| | Delayed healing after sphincteroplasty
I gave birth to my first child--a healthy 7-lb. baby girl--on August 1, 2012. Several days later, it became apparent to me that the second-degree tear that my OB repaired was in fact a third-degree tear or worse. I could no longer control my bowels and found that I involuntarily excreted anything from minor leakage to frank stool.
My OB referred me to a colorectal surgeon. She ordered an anal ultrasound, which confirmed that my external anal sphincter was completely severed. The surgeon recommended an overlapping sphincteroplasty. However, she advised that I wait a few months to give myself time to heal from my delivery and see if the incontinence resolved on its own. In those months I did daily Kegels in an effort to strengthen my pelvic floor.
Alas, I noticed very little improvement and I needed to get on with my life, so on December 21, 2012 I underwent the sphincteroplasty. My initial recovery was brutal. It certainly hurt a lot more than my postpartum injury! I was discharged from the hospital the following day, but I had to return in a few days because I was hemorrhaging. The wound had completely opened--which my surgeon assured me happens in 99% of cases.
Finally, the bleeding became manageable and I was home again to welcome 2013. I noticed that I still had some incontinence, which felt like insult to injury, but I knew it was to be expected for a while. I hoped to be well healed and continent by the spring.
Instead of my expected two months of healing, I am now approaching four months post-op with a wound that won't heal. Of course it is better than it was; however, I still clearly have a "third hole" down there. I wear a pad every day because of the blood and discharge. Despite my best efforts to keep the area clean, it is still intensely itchy and tender, and it often collects stool in it. I don't need pain medication any more, and I am more consistently continent today, but I definitely don't feel good.

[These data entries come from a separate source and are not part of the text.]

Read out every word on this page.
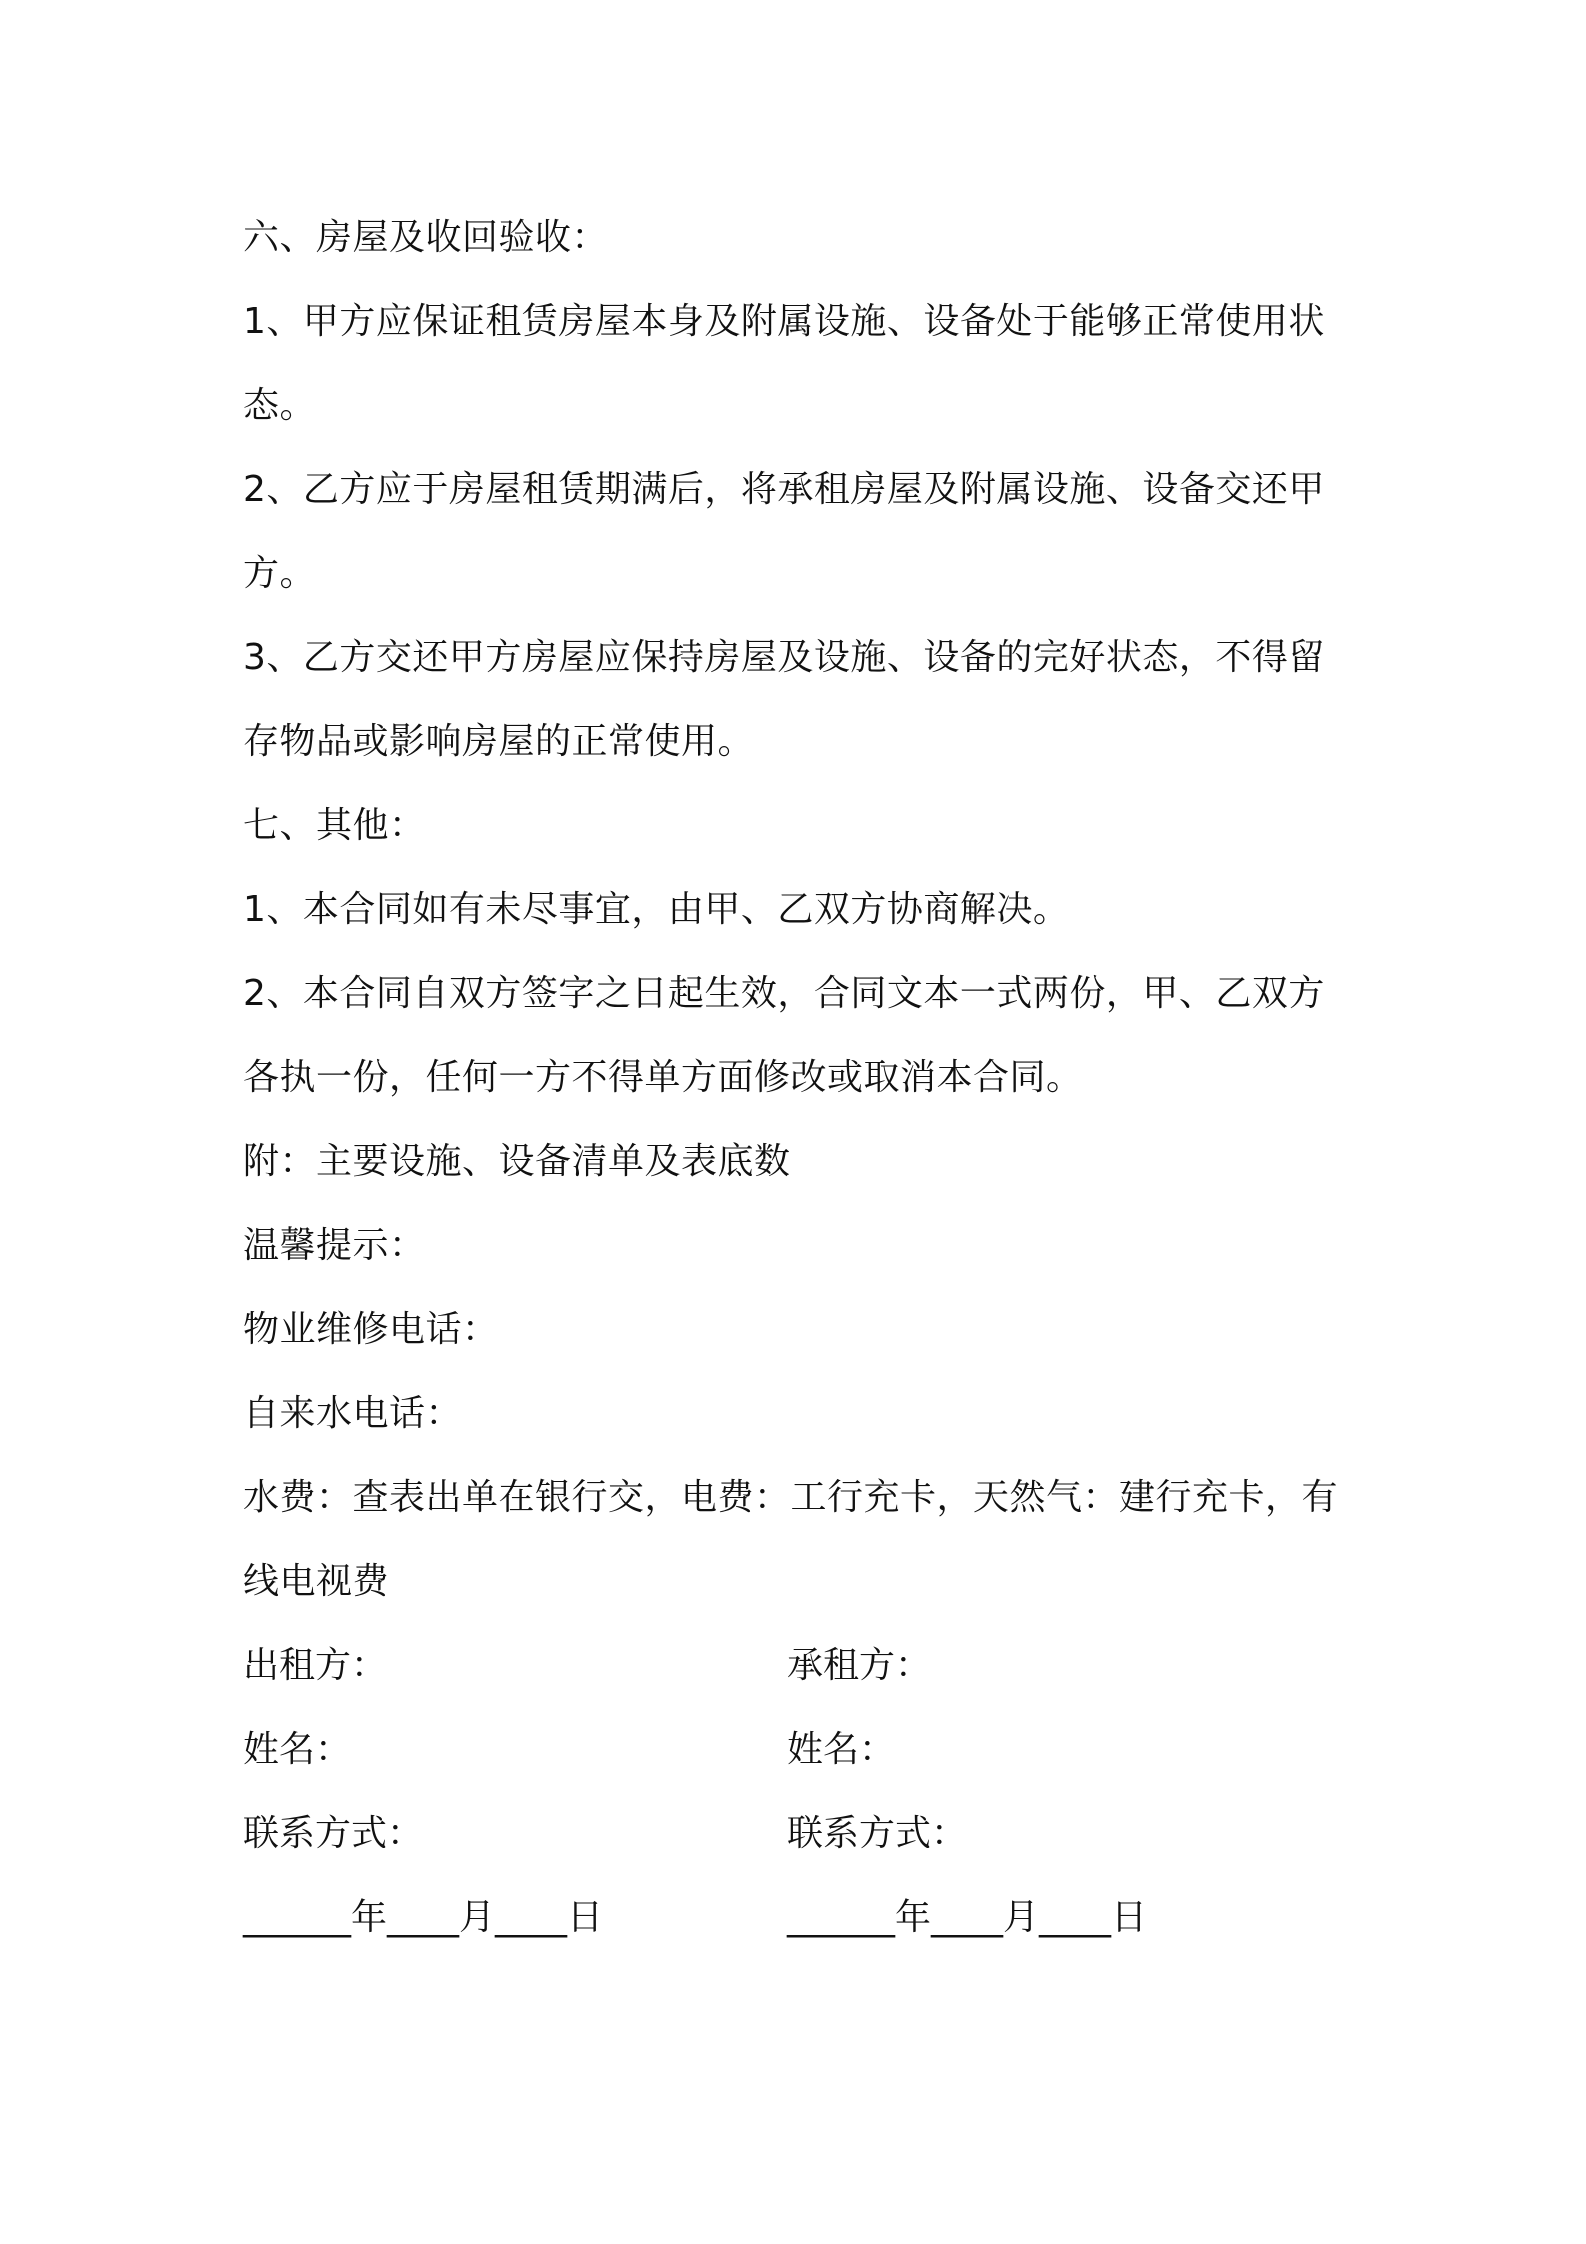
六、房屋及收回验收：
1、甲方应保证租赁房屋本身及附属设施、设备处于能够正常使用状
态。
2、乙方应于房屋租赁期满后，将承租房屋及附属设施、设备交还甲
方。
3、乙方交还甲方房屋应保持房屋及设施、设备的完好状态，不得留
存物品或影响房屋的正常使用。
七、其他：
1、本合同如有未尽事宜，由甲、乙双方协商解决。
2、本合同自双方签字之日起生效，合同文本一式两份，甲、乙双方
各执一份，任何一方不得单方面修改或取消本合同。
附：主要设施、设备清单及表底数
温馨提示：
物业维修电话：
自来水电话：
水费：查表出单在银行交，电费：工行充卡，天然气：建行充卡，有
线电视费
出租方：	承租方：
姓名：	姓名：
联系方式：	联系方式：
______年____月____日	______年____月____日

My surgeon had been cauterizing my wound every few weeks, which seemed to help speed the healing process somewhat. However, my insurance is no longer covering my post-op visits, so I can't afford to see her anymore. Now I'm on my own.
Meanwhile, my husband and I have had sex once (in March) since the birth of our daughter, and it was quite painful and difficult. Although my husband has thankfully been understanding, I am incredibly frustrated. I am afraid that by the time I do heal, I will be pregnant again--assuming I'm able to somewhat comfortably have sex.
Has anyone else been through a similar situation? How did you deal with it?